I feel a little uncomfortable working and setting up my pieces in the studio, as I feel like I’m trapped in a bubble; I don’t get to work with my hands for pretty much any other classes, and I love the outdoors. I feel like art placed in a gallery is usually very cold, emotionless, or can even be one-dimensional, while public art can have so much more life. You have a limited variety of individuals who visit galleries, and thusly only a smaller range of interpretations on a piece. What I mean to say is, I prefer the average person’s take on my art. Nothing gives me more pleasure than to sit anonymously and overhear a regular person’s conversations about a piece; it is usually the most sincere. I also love shock value, and seeing how people react to new objects or unknown situations, which is a bit of my Human Studies/Educational Studies major coming out.
Initially, I wanted to try something different than my prior projects, and I’m not sure why, but I wanted to try something a bit more conceptual.
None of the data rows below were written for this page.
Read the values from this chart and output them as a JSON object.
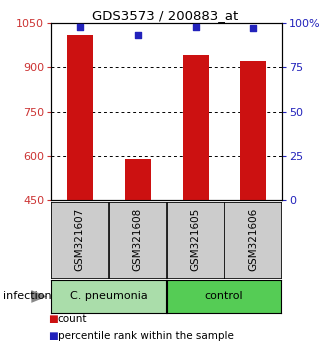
{
  "title": "GDS3573 / 200883_at",
  "samples": [
    "GSM321607",
    "GSM321608",
    "GSM321605",
    "GSM321606"
  ],
  "counts": [
    1010,
    590,
    940,
    920
  ],
  "percentile_ranks": [
    98,
    93,
    98,
    97
  ],
  "ylim_left": [
    450,
    1050
  ],
  "ylim_right": [
    0,
    100
  ],
  "yticks_left": [
    450,
    600,
    750,
    900,
    1050
  ],
  "yticks_right": [
    0,
    25,
    50,
    75,
    100
  ],
  "ytick_labels_right": [
    "0",
    "25",
    "50",
    "75",
    "100%"
  ],
  "groups": [
    {
      "label": "C. pneumonia",
      "color": "#aaddaa",
      "samples": [
        0,
        1
      ]
    },
    {
      "label": "control",
      "color": "#55cc55",
      "samples": [
        2,
        3
      ]
    }
  ],
  "group_row_label": "infection",
  "bar_color": "#cc1111",
  "dot_color": "#2222bb",
  "bar_width": 0.45,
  "background_color": "#ffffff",
  "plot_bg_color": "#ffffff",
  "grid_color": "#000000",
  "sample_box_color": "#cccccc",
  "left_tick_color": "#cc3333",
  "right_tick_color": "#2222bb",
  "grid_lines": [
    600,
    750,
    900
  ],
  "legend_items": [
    {
      "color": "#cc1111",
      "label": "count"
    },
    {
      "color": "#2222bb",
      "label": "percentile rank within the sample"
    }
  ]
}
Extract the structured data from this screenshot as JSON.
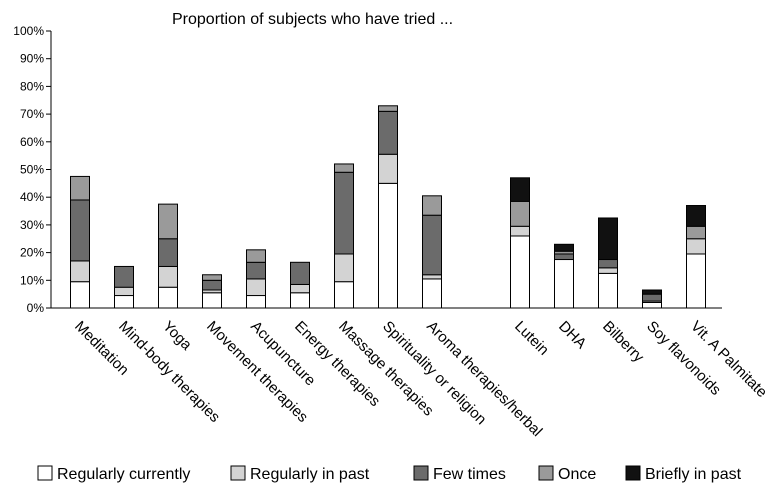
{
  "chart_data": {
    "type": "bar",
    "stacked": true,
    "title": "Proportion of subjects who have tried ...",
    "xlabel": "",
    "ylabel": "",
    "ylim": [
      0,
      100
    ],
    "yticks": [
      "0%",
      "10%",
      "20%",
      "30%",
      "40%",
      "50%",
      "60%",
      "70%",
      "80%",
      "90%",
      "100%"
    ],
    "categories": [
      "Meditation",
      "Mind-body therapies",
      "Yoga",
      "Movement therapies",
      "Acupuncture",
      "Energy therapies",
      "Massage therapies",
      "Spirituality or religion",
      "Aroma therapies/herbal",
      "Lutein",
      "DHA",
      "Bilberry",
      "Soy flavonoids",
      "Vit. A Palmitate"
    ],
    "group_gap_after": "Aroma therapies/herbal",
    "grid": false,
    "legend_position": "bottom",
    "series": [
      {
        "name": "Regularly currently",
        "color": "#ffffff",
        "values": [
          9.5,
          4.5,
          7.5,
          5.5,
          4.5,
          5.5,
          9.5,
          45,
          10.5,
          26,
          17.5,
          12.5,
          2,
          19.5
        ]
      },
      {
        "name": "Regularly in past",
        "color": "#d3d3d3",
        "values": [
          7.5,
          3,
          7.5,
          1,
          6,
          3,
          10,
          10.5,
          1.5,
          3.5,
          0,
          2,
          0.5,
          5.5
        ]
      },
      {
        "name": "Few times",
        "color": "#6b6b6b",
        "values": [
          22,
          7.5,
          10,
          3.5,
          6,
          8,
          29.5,
          15.5,
          21.5,
          0,
          2,
          3,
          2.5,
          0
        ]
      },
      {
        "name": "Once",
        "color": "#9a9a9a",
        "values": [
          8.5,
          0,
          12.5,
          2,
          4.5,
          0,
          3,
          2,
          7,
          9,
          1,
          0,
          0,
          4.5
        ]
      },
      {
        "name": "Briefly in past",
        "color": "#111111",
        "values": [
          0,
          0,
          0,
          0,
          0,
          0,
          0,
          0,
          0,
          8.5,
          2.5,
          15,
          1.5,
          7.5
        ]
      }
    ]
  }
}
I wanted to address internet in terms of place and location. I think that the fact that we store information, talk with each other, and many people spend most of their days on the internet qualify it as a location. The piece would compare bandwidth to a natural resource, and attempt to “liberate” it. There are areas of the campus without wireless internet that I wanted to divert like a river, as members of agrarian civilizations did with rivers to irrigate their crops. Working with the technology was not too much to deal with, it was more an issue of getting the necessary equipment, which is usually pretty expensive. I had to drop this idea in lieu of one less grand, but a bit more interactive.
I eventually began to look into the difference between the literal area viewed by the campus waterfront webcam, and the space seen by anyone viewing the feed on their computer monitor. I began to see the literal space as a stage for events, that don’t ever really seem to happen, when one spends a day glancing at the webcam’s updates (like I did in preparation for the project). The space is almost an unchanging picture, save for the random couple of students walking, the car parking in the first spot, or the difference in weather/time, and I want to change that.
While incomplete until the performance aspect, the piece is a comment on surveillance. Most students either do not know where the camera is placed, or about the it at all, and do not amend their actions due to this, despite being in full view of anyone at all who enters in the link. Without the performance, the piece is a voyeur’s dream; people acting naturally (even though they are not in a domestic space).
I would like to reschedule the performance event for this weekend, when the weather is supposed to be better. In the invitation, I will ask people to come and perform in any way they like; to act, to sing, to play an instrument, to deface the stage, to read, even to pantomime, really any way in which they chose to express their first amendment rights, but only on the stage. Ironically, freedom of speech will be rendered moot by the fact that there is no audio feed, only video. I will also send out an email asking people to watch the live feed.